Moreira J M, Holmberg S
Department of Genetics, Institute of Molecular Biology, University of Copenhagen, Oster Farimagsgade 2A, DK-1353 Copenhagen K, Denmark.
EMBO J. 1999 May 17;18(10):2836-44. doi: 10.1093/emboj/18.10.2836.
In eukaryotes, DNA is packaged into chromatin, a compact structure that must be disrupted when genes are transcribed by RNA polymerase II. For transcription to take place, chromatin is remodeled via nucleosome disruption or displacement, a fundamental transcriptional regulatory mechanism in eukaryotic organisms. Here we show that the yeast chromatin-remodeling complex, RSC (remodels the structure of chromatin), isolated on the basis of homology to the SWI/SNF complex, is required for proper transcriptional regulation and nucleosome positioning in the highly inducible CHA1 promoter. In the absence of Sth1p/Nps1p (a homolog of Swi2p/Snf2p) or of Swh3p (a homolog of Swi3p), expression of CHA1 in non-induced cells is increased to a level comparable with that of fully induced cells. Furthermore, in non-induced cells depleted for Sth1p/Nps1p or Swh3p, a nucleosome positioned over the TATA box of the CHA1 promoter is disrupted, an architectural change normally only observed during transcriptional induction.

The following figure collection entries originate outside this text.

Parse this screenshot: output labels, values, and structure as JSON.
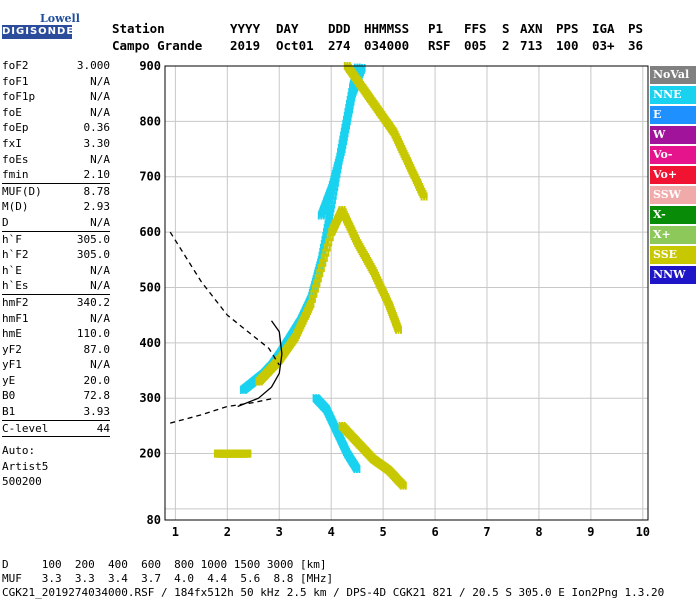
{
  "logo": {
    "top": "Lowell",
    "bottom": "DIGISONDE"
  },
  "header": {
    "labels": [
      "Station",
      "YYYY",
      "DAY",
      "DDD",
      "HHMMSS",
      "P1",
      "FFS",
      "S",
      "AXN",
      "PPS",
      "IGA",
      "PS"
    ],
    "values": [
      "Campo Grande",
      "2019",
      "Oct01",
      "274",
      "034000",
      "RSF",
      "005",
      "2",
      "713",
      "100",
      "03+",
      "36"
    ]
  },
  "params": [
    {
      "k": "foF2",
      "v": "3.000"
    },
    {
      "k": "foF1",
      "v": "N/A"
    },
    {
      "k": "foF1p",
      "v": "N/A"
    },
    {
      "k": "foE",
      "v": "N/A"
    },
    {
      "k": "foEp",
      "v": "0.36"
    },
    {
      "k": "fxI",
      "v": "3.30"
    },
    {
      "k": "foEs",
      "v": "N/A"
    },
    {
      "k": "fmin",
      "v": "2.10"
    },
    {
      "k": "MUF(D)",
      "v": "8.78"
    },
    {
      "k": "M(D)",
      "v": "2.93"
    },
    {
      "k": "D",
      "v": "N/A"
    },
    {
      "k": "h`F",
      "v": "305.0"
    },
    {
      "k": "h`F2",
      "v": "305.0"
    },
    {
      "k": "h`E",
      "v": "N/A"
    },
    {
      "k": "h`Es",
      "v": "N/A"
    },
    {
      "k": "hmF2",
      "v": "340.2"
    },
    {
      "k": "hmF1",
      "v": "N/A"
    },
    {
      "k": "hmE",
      "v": "110.0"
    },
    {
      "k": "yF2",
      "v": "87.0"
    },
    {
      "k": "yF1",
      "v": "N/A"
    },
    {
      "k": "yE",
      "v": "20.0"
    },
    {
      "k": "B0",
      "v": "72.8"
    },
    {
      "k": "B1",
      "v": "3.93"
    },
    {
      "k": "C-level",
      "v": "44"
    }
  ],
  "extra": [
    "Auto:",
    "Artist5",
    "500200"
  ],
  "legend": [
    {
      "label": "NoVal",
      "color": "#808080"
    },
    {
      "label": "NNE",
      "color": "#19d2f0"
    },
    {
      "label": "E",
      "color": "#1e90ff"
    },
    {
      "label": "W",
      "color": "#a0139a"
    },
    {
      "label": "Vo-",
      "color": "#e6148c"
    },
    {
      "label": "Vo+",
      "color": "#f01432"
    },
    {
      "label": "SSW",
      "color": "#f0aaaa"
    },
    {
      "label": "X-",
      "color": "#088c08"
    },
    {
      "label": "X+",
      "color": "#8cc85a"
    },
    {
      "label": "SSE",
      "color": "#c8c800"
    },
    {
      "label": "NNW",
      "color": "#1e14c8"
    }
  ],
  "footer": {
    "line1": "D     100  200  400  600  800 1000 1500 3000 [km]",
    "line2": "MUF   3.3  3.3  3.4  3.7  4.0  4.4  5.6  8.8 [MHz]",
    "line3": "CGK21_2019274034000.RSF / 184fx512h 50 kHz 2.5 km / DPS-4D CGK21 821 / 20.5 S 305.0 E Ion2Png 1.3.20"
  },
  "chart_data": {
    "type": "scatter",
    "xlim": [
      0.8,
      10.1
    ],
    "ylim": [
      80,
      900
    ],
    "x_ticks": [
      1,
      2,
      3,
      4,
      5,
      6,
      7,
      8,
      9,
      10
    ],
    "y_ticks": [
      80,
      100,
      200,
      300,
      400,
      500,
      600,
      700,
      800,
      900
    ],
    "y_tick_labels": [
      "80",
      "",
      "200",
      "300",
      "400",
      "500",
      "600",
      "700",
      "800",
      "900"
    ],
    "grid": true,
    "traces": [
      {
        "name": "F-trace O (NNE/E)",
        "color": "#19d2f0",
        "points": [
          [
            2.3,
            315
          ],
          [
            2.5,
            330
          ],
          [
            2.7,
            345
          ],
          [
            2.85,
            360
          ],
          [
            3.0,
            380
          ],
          [
            3.2,
            410
          ],
          [
            3.4,
            440
          ],
          [
            3.6,
            480
          ],
          [
            3.8,
            550
          ],
          [
            4.0,
            650
          ],
          [
            4.2,
            760
          ],
          [
            4.4,
            860
          ],
          [
            4.5,
            900
          ]
        ]
      },
      {
        "name": "F-trace X (SSE)",
        "color": "#c8c800",
        "points": [
          [
            2.6,
            330
          ],
          [
            2.8,
            350
          ],
          [
            3.0,
            370
          ],
          [
            3.3,
            410
          ],
          [
            3.6,
            470
          ],
          [
            4.0,
            600
          ],
          [
            4.2,
            640
          ],
          [
            4.5,
            580
          ],
          [
            4.8,
            530
          ],
          [
            5.1,
            470
          ],
          [
            5.3,
            420
          ]
        ]
      },
      {
        "name": "2F O (NNE)",
        "color": "#19d2f0",
        "points": [
          [
            3.8,
            630
          ],
          [
            4.0,
            680
          ],
          [
            4.2,
            750
          ],
          [
            4.4,
            850
          ],
          [
            4.6,
            900
          ]
        ]
      },
      {
        "name": "2F X (SSE)",
        "color": "#c8c800",
        "points": [
          [
            4.3,
            900
          ],
          [
            4.6,
            860
          ],
          [
            4.9,
            820
          ],
          [
            5.2,
            780
          ],
          [
            5.5,
            720
          ],
          [
            5.8,
            660
          ]
        ]
      },
      {
        "name": "Lower O (NNE)",
        "color": "#19d2f0",
        "points": [
          [
            3.7,
            300
          ],
          [
            3.9,
            280
          ],
          [
            4.1,
            240
          ],
          [
            4.3,
            200
          ],
          [
            4.5,
            170
          ]
        ]
      },
      {
        "name": "Lower X (SSE)",
        "color": "#c8c800",
        "points": [
          [
            4.2,
            250
          ],
          [
            4.5,
            220
          ],
          [
            4.8,
            190
          ],
          [
            5.1,
            170
          ],
          [
            5.4,
            140
          ]
        ]
      },
      {
        "name": "Es trace",
        "color": "#c8c800",
        "points": [
          [
            1.8,
            200
          ],
          [
            2.0,
            200
          ],
          [
            2.2,
            200
          ],
          [
            2.4,
            200
          ]
        ]
      }
    ],
    "model_profile": [
      [
        0.9,
        600
      ],
      [
        1.5,
        510
      ],
      [
        2.0,
        450
      ],
      [
        2.4,
        420
      ],
      [
        2.8,
        390
      ],
      [
        3.0,
        360
      ]
    ],
    "model_profile_lower": [
      [
        0.9,
        255
      ],
      [
        1.5,
        270
      ],
      [
        2.0,
        285
      ],
      [
        2.5,
        292
      ],
      [
        2.9,
        300
      ]
    ],
    "fit_curve": [
      [
        2.2,
        285
      ],
      [
        2.6,
        300
      ],
      [
        2.85,
        320
      ],
      [
        3.0,
        345
      ],
      [
        3.05,
        380
      ],
      [
        3.0,
        420
      ],
      [
        2.85,
        440
      ]
    ]
  }
}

In addition, deletion of the gene-specific activator Cha4p did not affect derepression of CHA1 in cells depleted for Swh3p. Thus, CHA1 constitutes a target for the RSC complex, and we propose that RSC is essential for maintaining a repressive chromatin structure at the CHA1 promoter.

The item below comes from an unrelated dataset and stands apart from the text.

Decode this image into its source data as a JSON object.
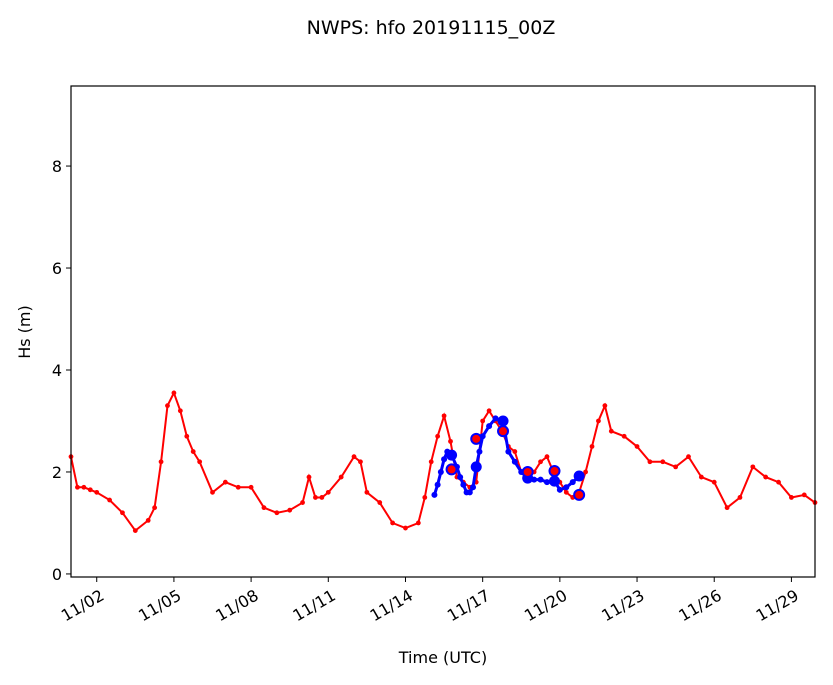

在真核生物中,DNA被包装成染色质,这是一种紧密的结构,当基因由RNA聚合酶II转录时必须被破坏。为了进行转录,染色质通过核小体的破坏或移位进行重塑,这是真核生物中一种基本的转录调控机制。在这里,我们表明,基于与SWI/SNF复合物的同源性分离出的酵母染色质重塑复合物RSC(重塑染色质结构),对于高度可诱导的CHA1启动子中的适当转录调控和核小体定位是必需的。在没有Sth1p/Nps1p(Swi2p/Snf2p的同源物)或Swh3p(Swi3p的同源物)的情况下,非诱导细胞中CHA1的表达增加到与完全诱导细胞相当的水平。此外,在耗尽Sth1p/Nps1p或Swh3p的非诱导细胞中,位于CHA1启动子TATA框上的核小体被破坏,这种结构变化通常只在转录诱导过程中观察到。此外,基因特异性激活剂Cha4p的缺失并不影响耗尽Swh3p的细胞中CHA1的去抑制。因此,CHA1构成了RSC复合物的一个靶点,我们提出RSC对于在CHA1启动子处维持抑制性染色质结构至关重要。